Reviewed by: HU Medical Review Board | Last reviewed: March 2022 | Last updated: April 2022
Enspryng™ (satralizumab) is a laboratory-made antibody indicated for adults with neuromyelitis spectrum disorder (NMOSD) who have the AQP4 antibody (AQP4-IgG). Enspryng is the first approved treatment in NMOSD that is made to block interleukin-6 (IL-6). IL-6 is a protein made by different cells in the body that plays a role in the inflammation that occurs in NMOSD.1,2
Enspryng is given by self-injection once per month.1,2
What are the ingredients in Enspryng?
Satralizumab is the active ingredient in Enspryng.1
How does it work?
IL-6 is a small protein important for cell signaling. Studies have shown that it plays a role in NMOSD inflammation. Enspryng blocks IL-6 from attaching to the Il-6 receptor on the cell surface. By blocking IL-6, the drug decreases inflammation and may decrease the risk of relapse in NMOSD.1,3
What are the possible side effects of Enspryng?
An increased risk of infection has been linked to other drugs like Enspryng. Side effects may also include:1
- Cold-like symptoms
- Contagious infections of the upper airway
- Upset stomach
- Joint pain
- Arm and leg pain
- Stomach lining inflammation
- Abnormal liver function tests
- Decreased blood levels of cells (neutrophils), which play a role in infection
- Allergic reactions
- Injection site reactions, including redness, swelling, and pain at the injection site
These are not all the possible side effects of Enspryng. Talk to your doctor about what to expect when taking Enspryng. You also should call your doctor if you have any changes that concern you when taking Enspryng.
Things to know
If your doctor prescribes this drug, you will receive training on the safe and correct way to inject it.1,2
Your doctor will order lab testing before you start Enspryng to check for certain infections and to make sure your liver is functioning.1
If you have or have had hepatitis B, Enspryng may not be right for you. Talk to your doctor about this and discuss your options.1
Before your first injection, you will need to learn how to inject Enspryng. Your initial dose (loading dose) will be different from your maintenance dose. Self-injection tips include:1
- Remove the prefilled syringe from the refrigerator and allow it to sit at room temperature outside of the carton for 30 minutes. Do not warm Enspryng in any other way.

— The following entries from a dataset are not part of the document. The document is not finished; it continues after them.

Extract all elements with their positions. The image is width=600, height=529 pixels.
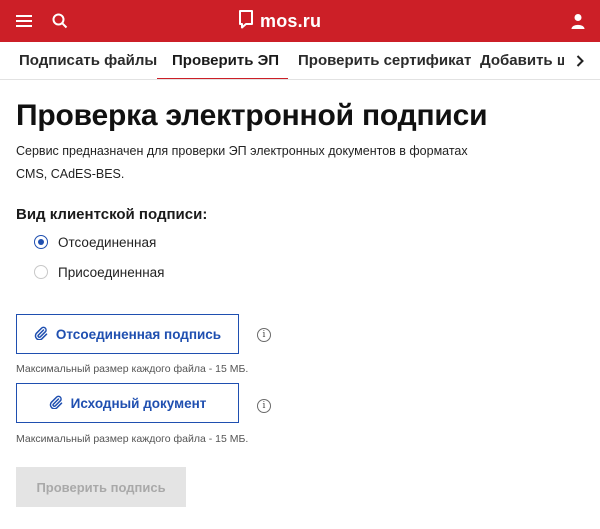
paperclip-icon bbox=[34, 326, 48, 343]
hamburger-icon[interactable] bbox=[12, 9, 36, 33]
page-description: Сервис предназначен для проверки ЭП элек… bbox=[16, 144, 468, 181]
info-icon[interactable]: i bbox=[257, 399, 271, 413]
site-logo[interactable]: mos.ru bbox=[238, 8, 321, 34]
source-size-hint: Максимальный размер каждого файла - 15 М… bbox=[16, 433, 249, 445]
radio-detached-label: Отсоединенная bbox=[58, 234, 157, 250]
logo-text: mos.ru bbox=[260, 10, 322, 31]
active-tab-indicator bbox=[157, 78, 288, 79]
radio-attached[interactable] bbox=[34, 265, 48, 279]
page-title: Проверка электронной подписи bbox=[16, 99, 488, 132]
signature-type-label: Вид клиентской подписи: bbox=[16, 206, 208, 223]
paperclip-icon bbox=[49, 395, 63, 412]
upload-source-document-button[interactable]: Исходный документ bbox=[16, 383, 239, 423]
radio-detached[interactable] bbox=[34, 235, 48, 249]
search-icon[interactable] bbox=[48, 9, 72, 33]
tab-verify-signature[interactable]: Проверить ЭП bbox=[172, 42, 279, 79]
radio-option-detached[interactable]: Отсоединенная bbox=[34, 233, 156, 251]
info-icon[interactable]: i bbox=[257, 328, 271, 342]
user-icon[interactable] bbox=[566, 9, 590, 33]
top-bar: mos.ru bbox=[0, 0, 600, 42]
tab-sign-files[interactable]: Подписать файлы bbox=[19, 42, 157, 79]
tab-verify-certificate[interactable]: Проверить сертификат bbox=[298, 42, 471, 79]
radio-option-attached[interactable]: Присоединенная bbox=[34, 263, 164, 281]
upload-detached-label: Отсоединенная подпись bbox=[55, 326, 222, 342]
radio-attached-label: Присоединенная bbox=[58, 264, 165, 280]
upload-source-label: Исходный документ bbox=[70, 395, 207, 411]
upload-detached-signature-button[interactable]: Отсоединенная подпись bbox=[16, 314, 239, 354]
logo-icon bbox=[238, 9, 254, 34]
detached-size-hint: Максимальный размер каждого файла - 15 М… bbox=[16, 363, 249, 375]
verify-signature-button[interactable]: Проверить подпись bbox=[16, 467, 186, 507]
service-tabs: Подписать файлы Проверить ЭП Проверить с… bbox=[0, 42, 600, 80]
chevron-right-icon[interactable] bbox=[570, 51, 590, 71]
tab-add[interactable]: Добавить ш bbox=[480, 42, 569, 79]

- Look at the syringe and check for particles or discoloration before injecting. If these are found, do not use the drug and contact your doctor.
- Inject the full amount in the syringe.
- Enspryng is injected in the fat layer under the skin.
- You should inject Enspryng into your thigh or belly.
- Rotate the injection sites every time.
- Do not inject into areas on your skin with moles, sores, scars, bruises, or tender spots.
Your doctor will monitor you with certain blood tests while you are taking Enspryng.
Do not take Enspryng if you have an active infection.1
Enspryng can harm an unborn baby. If you or your partner can become pregnant, you should use birth control during treatment and for some time after the last dose of Enspryng. You should also not breastfeed during treatment with Enspryng and for some time after the last dose. Talk to your doctor about your options for birth control and breastfeeding while taking Enspryng.1
There are people whose bodies fight against laboratory-made antibodies. This can make Enspryng ineffective. It also may cause an allergic response or harmful side effects. Doctors cannot predict who will end up with this type of response.4
There have not been long-term studies of Enspryng and its link to cancer.1
Before beginning treatment for NMOSD, tell your doctor about all your health conditions and any other drugs, vitamins, or supplements you are taking. This includes over-the-counter drugs.